Not that I have an opinion one way or another regarding whether or not they'd be bailed out, but this particular argument doesn't really seem to fit the current political landscape.

throw-12-16 6 hours ago | parent | prev | next [-]

Unlikely, Elon bought the presidency and owns a competitor.

doctorpangloss 12 hours ago | parent | prev [-]

on the one hand, i understand you are making a stylized comment, on the other hand, as soon as i started writing something reasonable, i realized this is an "upvote lame catastrophizing takes about" (checking my notes) "some company" thread, which means reasonable stuff will get downvoted... for example, where is there actual scarcity in their product inputs? for example, will they really be paying retail prices to infrastructure providers forever? is that a valid forecast? many reasonable ways to look at this. even if i take your cynical stuff at 100% face value, the thing about bailouts is that they're more complicated than what you are saying, but your instinct is to say they're not complicated, "grooming" this and "cold war" that, because your goal is to concern troll, not advance this site's goal of curiosity...

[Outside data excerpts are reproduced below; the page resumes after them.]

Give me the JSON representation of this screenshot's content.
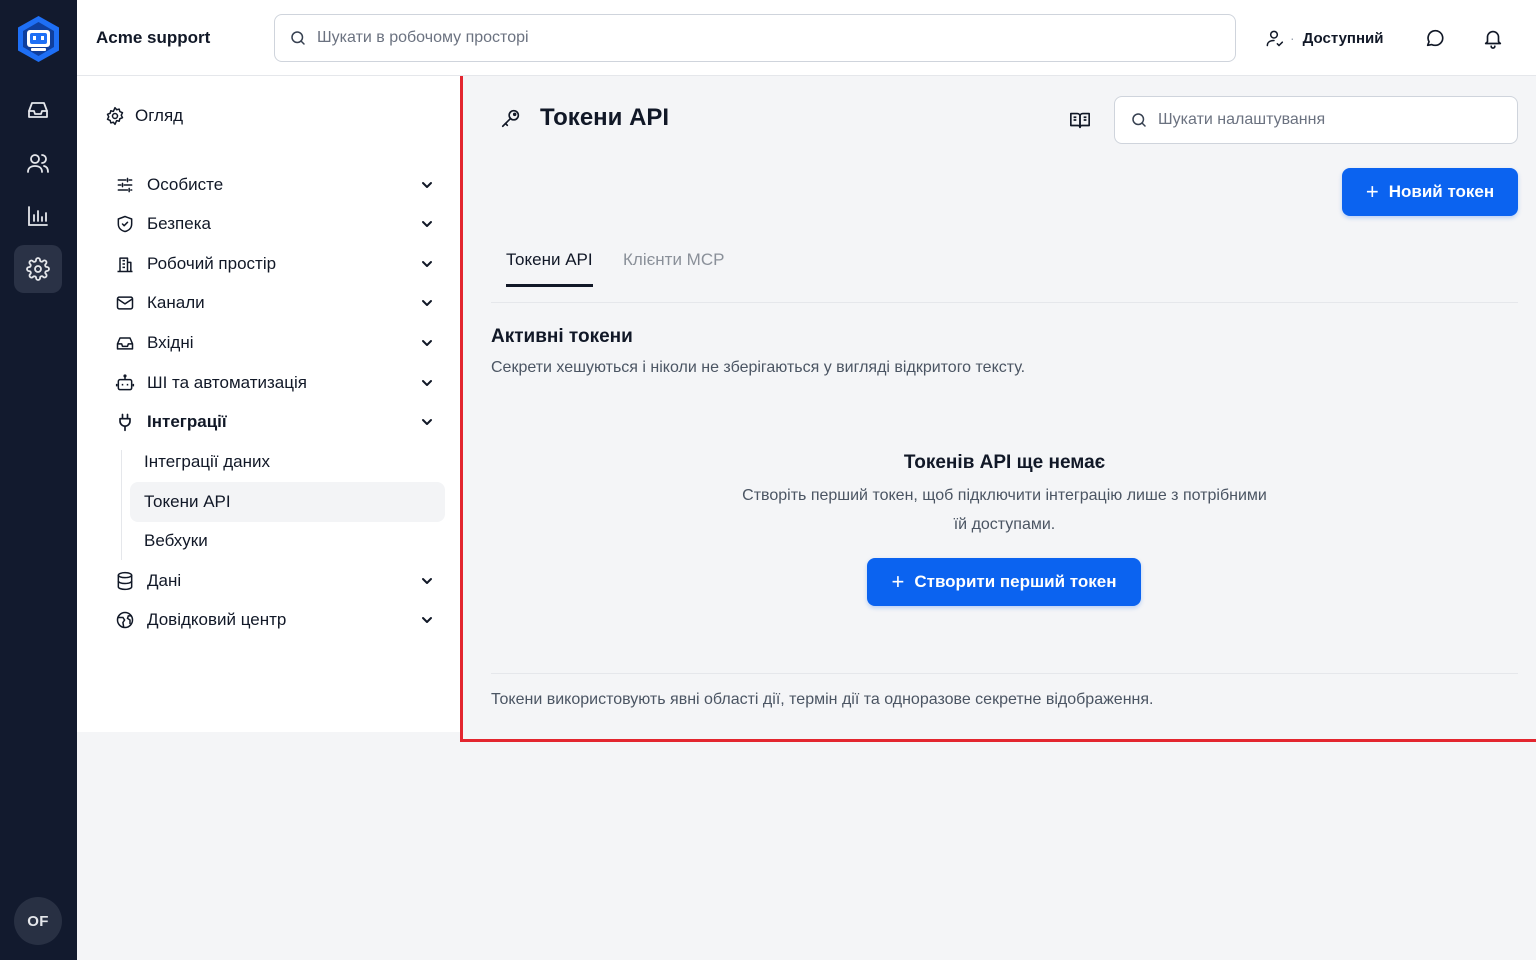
{
  "app": {
    "brand": "Acme support",
    "user_initials": "OF",
    "accent_color": "#0b63f0",
    "rail_color": "#121a2e",
    "highlight_border_color": "#e3262f"
  },
  "rail": {
    "items": [
      {
        "name": "inbox",
        "icon": "inbox-icon"
      },
      {
        "name": "contacts",
        "icon": "users-icon"
      },
      {
        "name": "reports",
        "icon": "bar-chart-icon"
      },
      {
        "name": "settings",
        "icon": "gear-icon",
        "active": true
      }
    ]
  },
  "topbar": {
    "search_placeholder": "Шукати в робочому просторі",
    "status_label": "Доступний",
    "status_separator": "·"
  },
  "subnav": {
    "overview": "Огляд",
    "items": [
      {
        "label": "Особисте",
        "icon": "sliders-icon"
      },
      {
        "label": "Безпека",
        "icon": "shield-icon"
      },
      {
        "label": "Робочий простір",
        "icon": "building-icon"
      },
      {
        "label": "Канали",
        "icon": "mail-icon"
      },
      {
        "label": "Вхідні",
        "icon": "inbox-icon"
      },
      {
        "label": "ШІ та автоматизація",
        "icon": "bot-icon"
      },
      {
        "label": "Інтеграції",
        "icon": "plug-icon",
        "expanded": true
      },
      {
        "label": "Дані",
        "icon": "database-icon"
      },
      {
        "label": "Довідковий центр",
        "icon": "globe-icon"
      }
    ],
    "integrations_children": [
      {
        "label": "Інтеграції даних"
      },
      {
        "label": "Токени API",
        "active": true
      },
      {
        "label": "Вебхуки"
      }
    ]
  },
  "main": {
    "title": "Токени API",
    "settings_search_placeholder": "Шукати налаштування",
    "new_token_button": "Новий токен",
    "tabs": [
      {
        "label": "Токени API",
        "active": true
      },
      {
        "label": "Клієнти MCP",
        "active": false
      }
    ],
    "section_title": "Активні токени",
    "section_subtitle": "Секрети хешуються і ніколи не зберігаються у вигляді відкритого тексту.",
    "empty_title": "Токенів API ще немає",
    "empty_description": "Створіть перший токен, щоб підключити інтеграцію лише з потрібними їй доступами.",
    "create_first_button": "Створити перший токен",
    "footer_note": "Токени використовують явні області дії, термін дії та одноразове секретне відображення."
  }
}
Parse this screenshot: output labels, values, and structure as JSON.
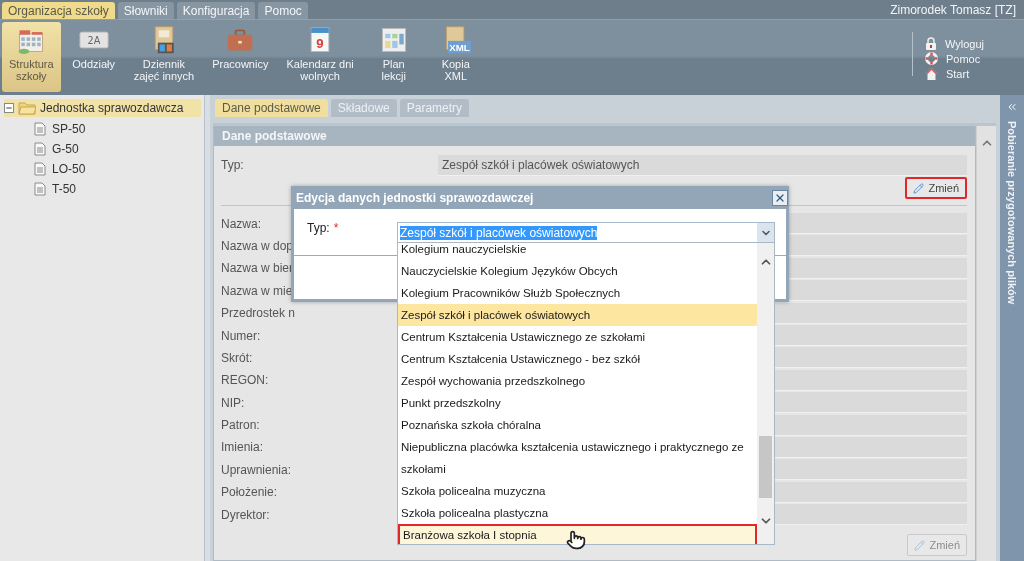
{
  "menu_tabs": [
    {
      "label": "Organizacja szkoły",
      "selected": true
    },
    {
      "label": "Słowniki",
      "selected": false
    },
    {
      "label": "Konfiguracja",
      "selected": false
    },
    {
      "label": "Pomoc",
      "selected": false
    }
  ],
  "user": "Zimorodek Tomasz [TZ]",
  "toolbar": [
    {
      "kind": "school",
      "label": "Struktura\nszkoły",
      "selected": true
    },
    {
      "kind": "board",
      "badge": "2A",
      "label": "Oddziały",
      "selected": false
    },
    {
      "kind": "journal",
      "label": "Dziennik\nzajęć innych",
      "selected": false
    },
    {
      "kind": "briefcase",
      "label": "Pracownicy",
      "selected": false
    },
    {
      "kind": "calendar",
      "badge": "9",
      "label": "Kalendarz dni\nwolnych",
      "selected": false
    },
    {
      "kind": "plan",
      "label": "Plan\nlekcji",
      "selected": false
    },
    {
      "kind": "xml",
      "badge": "XML",
      "label": "Kopia\nXML",
      "selected": false
    }
  ],
  "quick_links": [
    {
      "kind": "lock",
      "label": "Wyloguj"
    },
    {
      "kind": "lifebuoy",
      "label": "Pomoc"
    },
    {
      "kind": "home",
      "label": "Start"
    }
  ],
  "tree": {
    "label": "Jednostka sprawozdawcza",
    "expanded": true,
    "selected": true,
    "children": [
      {
        "label": "SP-50",
        "selected": false
      },
      {
        "label": "G-50",
        "selected": false
      },
      {
        "label": "LO-50",
        "selected": false
      },
      {
        "label": "T-50",
        "selected": false
      }
    ]
  },
  "tabs": [
    {
      "label": "Dane podstawowe",
      "selected": true
    },
    {
      "label": "Składowe",
      "selected": false
    },
    {
      "label": "Parametry",
      "selected": false
    }
  ],
  "panel": {
    "title": "Dane podstawowe",
    "type_label": "Typ:",
    "type_value": "Zespół szkół i placówek oświatowych",
    "change_button": {
      "label": "Zmień",
      "highlighted": true,
      "disabled": false
    },
    "fields": [
      "Nazwa:",
      "Nazwa w dop",
      "Nazwa w bier",
      "Nazwa w mie",
      "Przedrostek n",
      "Numer:",
      "Skrót:",
      "REGON:",
      "NIP:",
      "Patron:",
      "Imienia:",
      "Uprawnienia:",
      "Położenie:",
      "Dyrektor:"
    ],
    "bottom_button": {
      "label": "Zmień",
      "highlighted": false,
      "disabled": true
    }
  },
  "side_panel": {
    "title": "Pobieranie przygotowanych plików",
    "collapsed": true
  },
  "dialog": {
    "title": "Edycja danych jednostki sprawozdawczej",
    "field_label": "Typ:",
    "required_mark": "*",
    "value": "Zespół szkół i placówek oświatowych",
    "options": [
      {
        "label": "Kolegium nauczycielskie",
        "selected": false,
        "hovered": false
      },
      {
        "label": "Nauczycielskie Kolegium Języków Obcych",
        "selected": false,
        "hovered": false
      },
      {
        "label": "Kolegium Pracowników Służb Społecznych",
        "selected": false,
        "hovered": false
      },
      {
        "label": "Zespół szkół i placówek oświatowych",
        "selected": true,
        "hovered": false
      },
      {
        "label": "Centrum Kształcenia Ustawicznego ze szkołami",
        "selected": false,
        "hovered": false
      },
      {
        "label": "Centrum Kształcenia Ustawicznego - bez szkół",
        "selected": false,
        "hovered": false
      },
      {
        "label": "Zespół wychowania przedszkolnego",
        "selected": false,
        "hovered": false
      },
      {
        "label": "Punkt przedszkolny",
        "selected": false,
        "hovered": false
      },
      {
        "label": "Poznańska szkoła chóralna",
        "selected": false,
        "hovered": false
      },
      {
        "label": "Niepubliczna placówka kształcenia ustawicznego i praktycznego ze\nszkołami",
        "selected": false,
        "hovered": false
      },
      {
        "label": "Szkoła policealna muzyczna",
        "selected": false,
        "hovered": false
      },
      {
        "label": "Szkoła policealna plastyczna",
        "selected": false,
        "hovered": false
      },
      {
        "label": "Branżowa szkoła I stopnia",
        "selected": false,
        "hovered": true
      }
    ]
  }
}
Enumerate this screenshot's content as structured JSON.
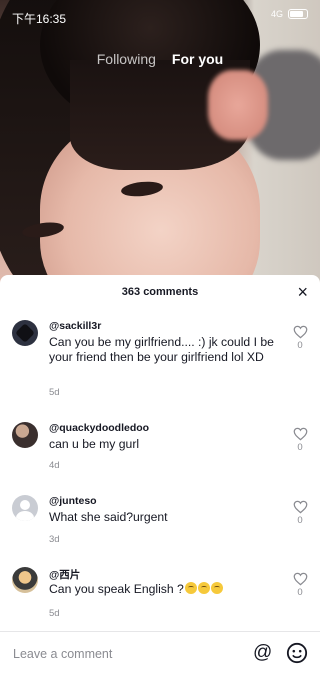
{
  "status": {
    "time": "下午16:35",
    "network": "4G"
  },
  "feed": {
    "tabs": [
      "Following",
      "For you"
    ]
  },
  "comments_sheet": {
    "title": "363 comments",
    "close": "×",
    "comments": [
      {
        "user": "@sackill3r",
        "text": "Can you be my girlfriend.... :) jk could I be your friend then be your girlfriend lol XD",
        "date": "5d",
        "likes": "0"
      },
      {
        "user": "@quackydoodledoo",
        "text": "can u be my gurl",
        "date": "4d",
        "likes": "0"
      },
      {
        "user": "@junteso",
        "text": "What she said?urgent",
        "date": "3d",
        "likes": "0"
      },
      {
        "user": "@西片",
        "text": "Can you speak English ?",
        "date": "5d",
        "likes": "0",
        "emoji_count": 3
      }
    ],
    "input": {
      "placeholder": "Leave a comment",
      "at_symbol": "@"
    }
  },
  "colors": {
    "text": "#161823",
    "muted": "#8a8b91",
    "sheet": "#ffffff"
  },
  "icons": [
    "heart-outline-icon",
    "close-icon",
    "at-icon",
    "emoji-icon",
    "battery-icon"
  ]
}
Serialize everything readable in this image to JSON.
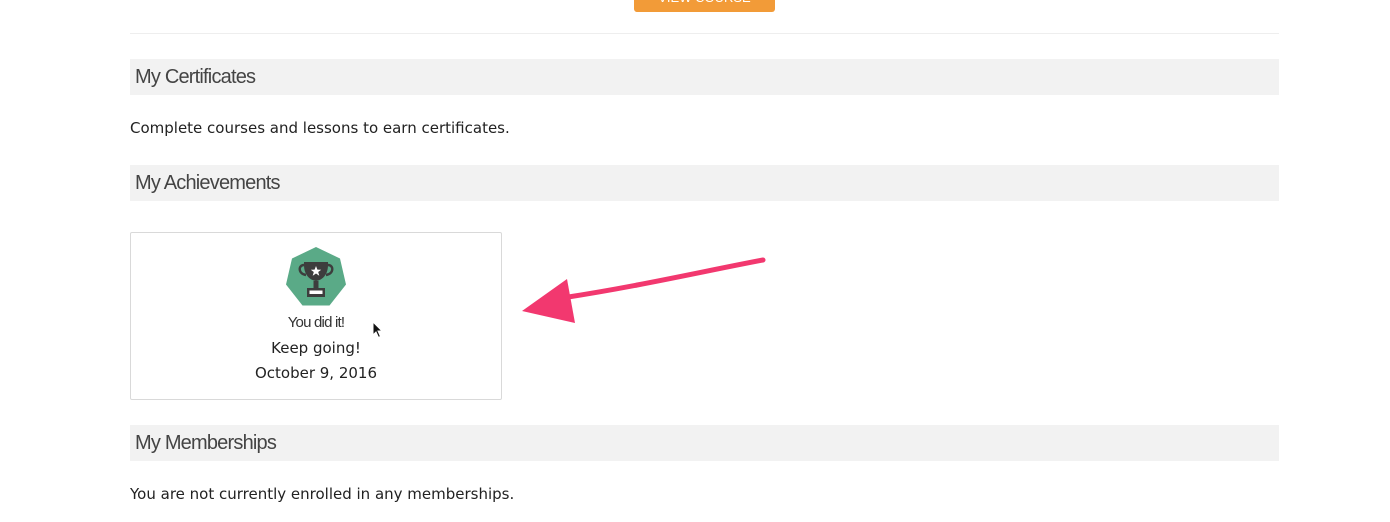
{
  "top_button": {
    "label": "VIEW COURSE"
  },
  "certificates": {
    "heading": "My Certificates",
    "text": "Complete courses and lessons to earn certificates."
  },
  "achievements": {
    "heading": "My Achievements",
    "items": [
      {
        "icon": "trophy-icon",
        "title": "You did it!",
        "message": "Keep going!",
        "date": "October 9, 2016"
      }
    ]
  },
  "memberships": {
    "heading": "My Memberships",
    "text": "You are not currently enrolled in any memberships."
  },
  "colors": {
    "accent_button": "#f29b38",
    "badge": "#5aaa87",
    "annotation_arrow": "#f2386f"
  }
}
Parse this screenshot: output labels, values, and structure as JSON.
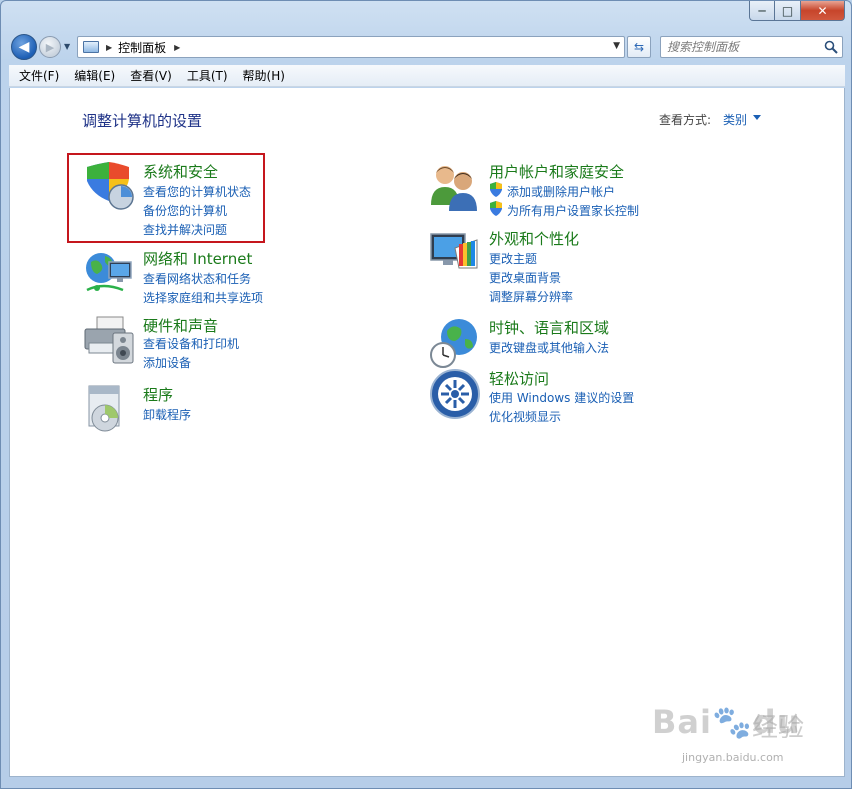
{
  "window": {
    "caption": {
      "minimize": "─",
      "maximize": "□",
      "close": "✕"
    }
  },
  "navbar": {
    "back_icon": "arrow-left-icon",
    "forward_icon": "arrow-right-icon",
    "address": {
      "text": "控制面板",
      "separator": "▶"
    },
    "search": {
      "placeholder": "搜索控制面板"
    }
  },
  "menubar": {
    "items": [
      {
        "label": "文件(F)"
      },
      {
        "label": "编辑(E)"
      },
      {
        "label": "查看(V)"
      },
      {
        "label": "工具(T)"
      },
      {
        "label": "帮助(H)"
      }
    ]
  },
  "content": {
    "title": "调整计算机的设置",
    "view_by_label": "查看方式:",
    "view_by_value": "类别",
    "categories": [
      {
        "title": "系统和安全",
        "icon": "shield-chart-icon",
        "links": [
          "查看您的计算机状态",
          "备份您的计算机",
          "查找并解决问题"
        ]
      },
      {
        "title": "网络和 Internet",
        "icon": "network-globe-icon",
        "links": [
          "查看网络状态和任务",
          "选择家庭组和共享选项"
        ]
      },
      {
        "title": "硬件和声音",
        "icon": "printer-icon",
        "links": [
          "查看设备和打印机",
          "添加设备"
        ]
      },
      {
        "title": "程序",
        "icon": "program-disc-icon",
        "links": [
          "卸载程序"
        ]
      },
      {
        "title": "用户帐户和家庭安全",
        "icon": "users-icon",
        "links": [
          "添加或删除用户帐户",
          "为所有用户设置家长控制"
        ]
      },
      {
        "title": "外观和个性化",
        "icon": "monitor-palette-icon",
        "links": [
          "更改主题",
          "更改桌面背景",
          "调整屏幕分辨率"
        ]
      },
      {
        "title": "时钟、语言和区域",
        "icon": "clock-globe-icon",
        "links": [
          "更改键盘或其他输入法"
        ]
      },
      {
        "title": "轻松访问",
        "icon": "ease-of-access-icon",
        "links": [
          "使用 Windows 建议的设置",
          "优化视频显示"
        ]
      }
    ]
  },
  "watermark": {
    "brand": "Bai",
    "brand_du": "du",
    "cn": "经验",
    "url": "jingyan.baidu.com"
  },
  "colors": {
    "title_green": "#1a7a1a",
    "link_blue": "#1a5fb4",
    "highlight_red": "#c5161d"
  }
}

krupan 11 hours ago | parent [-]

They've already spent so much money that even if they get any new hardware at a deep discount they will have a very hard time breaking even

Alconicon 13 hours ago | parent | prev | next [-]

Apparently we all have enough money to put it into OpenAI.

Some players have to play, like google, some players want to play like USA vs. China.

Besides that, chatting with an LLM is very very convincing. Normal non technical people can see what 'this thing' can already do and as long as the progress is continuing as fast as it currently is, its still a very easy to sell future.

bigyabai 12 hours ago | parent [-]

> Some players have to play, like google

I don't think you have the faintest clue of what you're talking about right now. Google authored the transformer architecture, the basis of every GPT model OpenAI has shipped. They aren't obligated to play any more than OpenAI is, they do it because they get results. The same cannot be said of OpenAI.

senshan 12 hours ago | parent | prev [-]

Correction: OpenAI investors do take that risk. Some of the investors (e.g. Microsoft, Nvidia) dampen that risk by making such investment conditioned on boosting the investor's own revenue, a stock buyback of sorts.